Something of this spirit is reflected in the story of the late Zen master Taji, who lay dying. One of his disciples, recalling the fondness the roshi had for a certain cake, went in search of some in the bake shops of Tokyo. After some time he returned with the delicacy for the master, who smiled a feeble smile of appreciation and began nibbling at it. Later as the master grew visibly weaker, his disciples asked if he had any departing words of wisdom or advice. Taji said, “Yes.” As they drew closer, so as not to miss the faintest syllable, Taji whispered, “My, but this cake is delicious.” With those words he died.

Here is neither a cynical humor, born of resignation and despair, nor a defiant humor, making some last gesture of rebellion against the meaninglessness of life. Nor is this a sarcastic and bitter humor, mocking the disruption or cessation of the “best-laid schemes of mice and men”. The spirit is quite different. This is a humor of acceptance, a final “yes” to the opportunity of life, albeit transient. It expresses the joy of life, and of the smallest particulars of life, without at the same time frantically clutching to life.

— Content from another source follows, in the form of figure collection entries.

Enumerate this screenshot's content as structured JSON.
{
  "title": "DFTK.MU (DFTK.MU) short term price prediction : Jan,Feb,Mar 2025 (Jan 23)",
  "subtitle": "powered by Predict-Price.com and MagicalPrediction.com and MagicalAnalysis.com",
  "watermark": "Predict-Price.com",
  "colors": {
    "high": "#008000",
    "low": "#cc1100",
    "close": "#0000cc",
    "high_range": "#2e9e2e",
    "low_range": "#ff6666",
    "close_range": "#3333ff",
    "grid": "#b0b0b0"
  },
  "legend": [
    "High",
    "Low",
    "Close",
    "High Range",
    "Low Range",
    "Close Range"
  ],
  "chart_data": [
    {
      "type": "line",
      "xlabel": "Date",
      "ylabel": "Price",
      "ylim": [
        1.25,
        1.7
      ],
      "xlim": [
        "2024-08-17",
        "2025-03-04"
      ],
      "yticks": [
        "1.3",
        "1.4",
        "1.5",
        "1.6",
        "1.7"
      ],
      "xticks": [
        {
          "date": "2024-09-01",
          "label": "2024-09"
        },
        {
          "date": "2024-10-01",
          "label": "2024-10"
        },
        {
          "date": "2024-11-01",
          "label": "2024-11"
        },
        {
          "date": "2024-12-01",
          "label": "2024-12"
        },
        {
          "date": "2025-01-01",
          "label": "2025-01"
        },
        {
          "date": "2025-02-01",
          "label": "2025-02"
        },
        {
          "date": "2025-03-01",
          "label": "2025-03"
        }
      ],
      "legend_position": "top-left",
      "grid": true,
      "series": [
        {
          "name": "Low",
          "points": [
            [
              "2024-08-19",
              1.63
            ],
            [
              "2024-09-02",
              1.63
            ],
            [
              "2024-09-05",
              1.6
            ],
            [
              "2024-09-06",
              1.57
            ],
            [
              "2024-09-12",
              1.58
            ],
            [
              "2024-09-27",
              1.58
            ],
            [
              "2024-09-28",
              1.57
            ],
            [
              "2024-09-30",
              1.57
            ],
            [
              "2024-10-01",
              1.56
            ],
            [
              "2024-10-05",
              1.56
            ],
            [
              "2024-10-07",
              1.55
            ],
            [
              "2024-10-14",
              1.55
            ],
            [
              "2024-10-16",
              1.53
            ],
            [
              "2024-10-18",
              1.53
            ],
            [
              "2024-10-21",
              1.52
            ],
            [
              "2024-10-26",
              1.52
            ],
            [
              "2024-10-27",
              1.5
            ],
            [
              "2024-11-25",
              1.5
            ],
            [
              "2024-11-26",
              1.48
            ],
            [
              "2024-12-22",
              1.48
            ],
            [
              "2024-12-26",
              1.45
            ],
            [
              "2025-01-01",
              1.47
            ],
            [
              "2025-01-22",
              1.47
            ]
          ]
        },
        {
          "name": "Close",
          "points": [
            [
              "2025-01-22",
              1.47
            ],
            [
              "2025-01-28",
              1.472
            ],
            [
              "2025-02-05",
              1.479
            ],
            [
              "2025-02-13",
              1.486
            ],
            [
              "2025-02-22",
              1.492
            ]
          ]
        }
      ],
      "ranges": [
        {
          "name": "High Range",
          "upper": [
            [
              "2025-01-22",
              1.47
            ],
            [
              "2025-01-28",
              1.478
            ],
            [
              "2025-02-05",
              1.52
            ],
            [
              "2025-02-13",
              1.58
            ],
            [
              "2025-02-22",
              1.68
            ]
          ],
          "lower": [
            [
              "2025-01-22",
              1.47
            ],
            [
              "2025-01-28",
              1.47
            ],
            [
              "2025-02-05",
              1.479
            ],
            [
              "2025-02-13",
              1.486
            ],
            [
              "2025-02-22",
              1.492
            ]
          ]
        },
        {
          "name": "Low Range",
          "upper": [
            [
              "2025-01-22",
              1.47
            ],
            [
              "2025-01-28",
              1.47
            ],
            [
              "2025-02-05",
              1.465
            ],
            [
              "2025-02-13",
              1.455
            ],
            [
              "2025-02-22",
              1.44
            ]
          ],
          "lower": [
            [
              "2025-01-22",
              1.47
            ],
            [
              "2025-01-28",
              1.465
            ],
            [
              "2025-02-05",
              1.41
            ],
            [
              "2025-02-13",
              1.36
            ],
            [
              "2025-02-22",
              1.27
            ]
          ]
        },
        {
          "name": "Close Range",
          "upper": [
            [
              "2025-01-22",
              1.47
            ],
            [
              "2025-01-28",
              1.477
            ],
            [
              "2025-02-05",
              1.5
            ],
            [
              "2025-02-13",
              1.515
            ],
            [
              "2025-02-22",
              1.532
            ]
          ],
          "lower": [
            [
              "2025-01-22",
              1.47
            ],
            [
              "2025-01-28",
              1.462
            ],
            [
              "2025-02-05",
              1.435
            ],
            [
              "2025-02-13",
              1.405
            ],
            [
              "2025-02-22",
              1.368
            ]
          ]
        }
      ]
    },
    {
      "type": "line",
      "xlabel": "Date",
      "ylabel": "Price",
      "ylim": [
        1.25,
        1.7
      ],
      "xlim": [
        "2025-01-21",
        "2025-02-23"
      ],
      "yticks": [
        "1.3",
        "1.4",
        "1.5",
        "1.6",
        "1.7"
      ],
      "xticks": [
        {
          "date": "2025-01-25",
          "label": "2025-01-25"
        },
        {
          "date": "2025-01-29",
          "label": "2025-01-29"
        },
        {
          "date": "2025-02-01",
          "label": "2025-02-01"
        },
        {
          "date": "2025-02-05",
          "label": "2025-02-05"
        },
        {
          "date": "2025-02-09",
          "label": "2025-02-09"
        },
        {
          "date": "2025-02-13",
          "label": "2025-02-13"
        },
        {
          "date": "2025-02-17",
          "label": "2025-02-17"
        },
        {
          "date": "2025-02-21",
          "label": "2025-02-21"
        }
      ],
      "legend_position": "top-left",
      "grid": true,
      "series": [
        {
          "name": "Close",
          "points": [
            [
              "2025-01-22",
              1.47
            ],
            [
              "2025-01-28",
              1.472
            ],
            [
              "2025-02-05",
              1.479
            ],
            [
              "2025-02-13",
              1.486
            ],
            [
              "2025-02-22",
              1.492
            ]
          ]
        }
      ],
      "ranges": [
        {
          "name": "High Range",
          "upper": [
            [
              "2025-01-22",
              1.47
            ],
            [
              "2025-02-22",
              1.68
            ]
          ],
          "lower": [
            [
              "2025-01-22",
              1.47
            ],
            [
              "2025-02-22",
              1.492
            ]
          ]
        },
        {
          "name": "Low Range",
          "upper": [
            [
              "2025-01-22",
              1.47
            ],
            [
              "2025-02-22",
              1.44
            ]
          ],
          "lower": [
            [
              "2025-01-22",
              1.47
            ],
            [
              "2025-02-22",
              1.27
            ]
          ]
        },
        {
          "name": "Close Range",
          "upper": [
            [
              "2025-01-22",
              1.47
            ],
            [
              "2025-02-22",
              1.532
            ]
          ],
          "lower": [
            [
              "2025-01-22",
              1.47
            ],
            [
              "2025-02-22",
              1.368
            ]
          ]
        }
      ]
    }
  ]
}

The popular Laughing Buddha now found in many Indian homes is the Japanese Hotei, whose Chinese name, Pu-tai, literally means “linen sack.” He was a jolly, roly-poly monk of the tenth century who traveled from village to village, playing with children, bringing them trinkets and sweetmeats in his sack, like an Oriental Santa Claus, and otherwise using his sack as a sleeping bag. He is sometimes identified with the Buddha of the future, Maitreya, the compassionate one who will get rid of tears and bring back smiles. His laughter is both an expression of, and a inspiration for, enlightenment.